I was born in Lancaster, in a hospital just a few blocks from the city rowhouse where my parents live now.
I lived the first six years of my life in Lancaster, thinking that horse and buggies, women with head coverings, and two-dollar-a-dozen fresh corn at roadside stands were normal realities of everyday life.
I left Lancaster, trading the odor of cow manure on freshly plowed fields for the scent of Hershey's chocolate infusing summer breezes.
I visited Lancaster, on Easters and Thanksgivings and Christmas Eves, for birthday parties and to see grandparents and cousins and to visit the friends we'd left behind.
I met people from Lancaster even as I moved furthur away, finding my way back yet again to visit college friends over semester breaks, downing giant pancakes at Jenny's Diner with Josh and Anne.

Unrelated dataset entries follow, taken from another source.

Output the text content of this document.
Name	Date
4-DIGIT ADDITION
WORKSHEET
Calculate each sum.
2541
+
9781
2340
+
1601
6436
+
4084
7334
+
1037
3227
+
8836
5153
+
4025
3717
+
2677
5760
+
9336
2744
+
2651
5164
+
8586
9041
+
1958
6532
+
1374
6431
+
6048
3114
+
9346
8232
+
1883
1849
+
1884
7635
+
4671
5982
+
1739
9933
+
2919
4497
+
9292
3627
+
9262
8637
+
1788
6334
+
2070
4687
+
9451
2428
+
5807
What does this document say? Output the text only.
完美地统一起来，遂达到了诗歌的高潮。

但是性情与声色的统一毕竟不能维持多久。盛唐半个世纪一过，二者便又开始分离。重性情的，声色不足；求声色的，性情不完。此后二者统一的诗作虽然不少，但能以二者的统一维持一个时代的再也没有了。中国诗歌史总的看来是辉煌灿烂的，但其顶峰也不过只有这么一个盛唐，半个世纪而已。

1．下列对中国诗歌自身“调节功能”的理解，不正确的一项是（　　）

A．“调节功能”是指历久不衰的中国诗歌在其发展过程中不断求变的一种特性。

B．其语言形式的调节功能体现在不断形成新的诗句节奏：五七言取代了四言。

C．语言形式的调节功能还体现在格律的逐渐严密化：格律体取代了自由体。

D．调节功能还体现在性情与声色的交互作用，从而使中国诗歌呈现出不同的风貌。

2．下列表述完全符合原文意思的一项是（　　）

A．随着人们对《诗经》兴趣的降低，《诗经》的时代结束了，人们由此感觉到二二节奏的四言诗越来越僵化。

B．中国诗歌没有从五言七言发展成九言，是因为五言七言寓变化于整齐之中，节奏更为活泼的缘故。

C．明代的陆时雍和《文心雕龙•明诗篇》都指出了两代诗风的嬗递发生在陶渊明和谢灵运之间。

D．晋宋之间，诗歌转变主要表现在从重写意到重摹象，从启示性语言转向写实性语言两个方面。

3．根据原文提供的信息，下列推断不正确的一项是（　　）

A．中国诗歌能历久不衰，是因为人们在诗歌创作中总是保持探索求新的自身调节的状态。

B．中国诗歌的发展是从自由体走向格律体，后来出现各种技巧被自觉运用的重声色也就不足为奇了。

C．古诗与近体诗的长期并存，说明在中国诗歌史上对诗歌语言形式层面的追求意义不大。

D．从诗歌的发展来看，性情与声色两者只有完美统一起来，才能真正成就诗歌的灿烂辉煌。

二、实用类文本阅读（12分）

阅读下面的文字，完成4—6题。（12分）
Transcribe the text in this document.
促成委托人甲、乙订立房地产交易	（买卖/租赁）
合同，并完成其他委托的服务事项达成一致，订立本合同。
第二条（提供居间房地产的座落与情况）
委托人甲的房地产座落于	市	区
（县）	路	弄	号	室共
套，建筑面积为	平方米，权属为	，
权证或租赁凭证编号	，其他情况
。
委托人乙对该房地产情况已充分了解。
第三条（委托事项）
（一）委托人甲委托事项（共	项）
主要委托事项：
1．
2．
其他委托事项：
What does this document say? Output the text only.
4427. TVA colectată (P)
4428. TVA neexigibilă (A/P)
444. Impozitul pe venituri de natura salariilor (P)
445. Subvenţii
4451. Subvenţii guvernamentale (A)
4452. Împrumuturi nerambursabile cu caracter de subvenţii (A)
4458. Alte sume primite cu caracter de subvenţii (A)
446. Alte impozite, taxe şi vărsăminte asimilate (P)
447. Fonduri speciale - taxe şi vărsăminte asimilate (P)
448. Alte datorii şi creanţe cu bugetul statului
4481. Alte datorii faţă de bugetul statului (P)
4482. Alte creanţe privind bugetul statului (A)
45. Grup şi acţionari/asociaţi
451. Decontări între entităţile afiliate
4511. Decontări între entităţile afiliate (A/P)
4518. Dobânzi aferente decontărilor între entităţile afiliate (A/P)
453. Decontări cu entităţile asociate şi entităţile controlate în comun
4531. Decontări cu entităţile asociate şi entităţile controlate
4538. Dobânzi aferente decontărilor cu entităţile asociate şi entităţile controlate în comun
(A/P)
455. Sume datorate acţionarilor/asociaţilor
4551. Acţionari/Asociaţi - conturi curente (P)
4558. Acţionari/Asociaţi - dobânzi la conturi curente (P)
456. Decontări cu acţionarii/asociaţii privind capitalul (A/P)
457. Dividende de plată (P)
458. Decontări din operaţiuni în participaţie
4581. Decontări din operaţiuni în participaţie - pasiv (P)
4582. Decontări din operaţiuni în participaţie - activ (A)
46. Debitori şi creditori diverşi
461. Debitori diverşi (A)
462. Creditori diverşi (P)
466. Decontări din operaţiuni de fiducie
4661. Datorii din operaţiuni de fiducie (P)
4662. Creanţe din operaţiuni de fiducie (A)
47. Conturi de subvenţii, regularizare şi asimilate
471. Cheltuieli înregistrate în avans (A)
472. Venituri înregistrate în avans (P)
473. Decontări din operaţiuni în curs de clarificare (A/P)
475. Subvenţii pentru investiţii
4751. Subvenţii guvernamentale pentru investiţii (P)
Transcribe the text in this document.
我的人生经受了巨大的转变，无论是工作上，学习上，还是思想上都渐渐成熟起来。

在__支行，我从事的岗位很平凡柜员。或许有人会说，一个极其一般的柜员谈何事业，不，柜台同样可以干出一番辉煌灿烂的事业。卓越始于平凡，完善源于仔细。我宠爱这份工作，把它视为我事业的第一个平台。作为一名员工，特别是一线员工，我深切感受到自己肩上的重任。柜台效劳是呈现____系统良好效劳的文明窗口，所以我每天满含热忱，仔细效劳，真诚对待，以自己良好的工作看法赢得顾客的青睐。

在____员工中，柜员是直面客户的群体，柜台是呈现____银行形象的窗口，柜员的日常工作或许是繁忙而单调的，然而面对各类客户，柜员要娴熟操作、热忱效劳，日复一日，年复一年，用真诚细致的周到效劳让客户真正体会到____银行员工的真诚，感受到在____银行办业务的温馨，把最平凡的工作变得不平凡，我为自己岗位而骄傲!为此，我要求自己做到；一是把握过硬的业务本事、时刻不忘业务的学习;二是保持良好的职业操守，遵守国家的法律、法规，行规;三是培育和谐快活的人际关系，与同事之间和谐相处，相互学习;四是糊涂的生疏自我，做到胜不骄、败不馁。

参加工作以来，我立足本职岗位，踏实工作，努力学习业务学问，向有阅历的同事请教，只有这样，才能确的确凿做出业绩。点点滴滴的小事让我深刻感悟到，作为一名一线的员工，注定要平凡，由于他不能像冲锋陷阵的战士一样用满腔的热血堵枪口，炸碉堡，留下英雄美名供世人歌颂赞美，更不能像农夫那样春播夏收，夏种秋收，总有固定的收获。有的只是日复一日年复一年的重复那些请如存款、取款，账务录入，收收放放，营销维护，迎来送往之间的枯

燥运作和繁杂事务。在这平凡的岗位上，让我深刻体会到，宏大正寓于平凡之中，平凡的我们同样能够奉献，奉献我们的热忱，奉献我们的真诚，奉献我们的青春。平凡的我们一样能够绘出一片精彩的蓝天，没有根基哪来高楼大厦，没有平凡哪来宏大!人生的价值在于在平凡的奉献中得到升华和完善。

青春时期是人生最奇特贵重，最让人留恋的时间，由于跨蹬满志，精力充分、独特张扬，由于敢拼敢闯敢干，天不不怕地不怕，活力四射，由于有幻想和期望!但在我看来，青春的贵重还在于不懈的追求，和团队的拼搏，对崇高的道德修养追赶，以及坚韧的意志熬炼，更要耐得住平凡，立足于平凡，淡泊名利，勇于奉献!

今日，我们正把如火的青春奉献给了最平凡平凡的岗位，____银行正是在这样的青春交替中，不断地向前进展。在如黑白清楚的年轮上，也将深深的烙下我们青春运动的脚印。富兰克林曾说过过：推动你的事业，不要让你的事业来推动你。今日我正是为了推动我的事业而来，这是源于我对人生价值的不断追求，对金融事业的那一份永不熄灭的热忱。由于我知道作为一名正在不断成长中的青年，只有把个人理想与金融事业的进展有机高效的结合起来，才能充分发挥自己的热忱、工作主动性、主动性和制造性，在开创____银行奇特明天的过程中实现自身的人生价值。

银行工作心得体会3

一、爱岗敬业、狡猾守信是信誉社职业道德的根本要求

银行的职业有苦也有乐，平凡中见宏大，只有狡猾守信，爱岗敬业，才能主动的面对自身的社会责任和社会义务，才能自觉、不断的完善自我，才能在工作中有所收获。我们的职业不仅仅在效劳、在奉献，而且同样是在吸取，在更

I came to see Lancaster as home again, when my parents moved back there a few years ago and when four couples and one single girl, all good friends of mine from college, settled down in close proximity.
I started to like my husband in Lancaster, over fireworks and a long walk at Lititz Springs Park. I started dating my husband in Lancaster, at a non-descript Panera off of Route 30. And I got married in Lancaster, at a beautiful church on the same street as my parents' house, on the same street as the hospital where I was born.
While I have only actually lived in Lancaster for six years, it, in many ways, feels like my truest earthly home.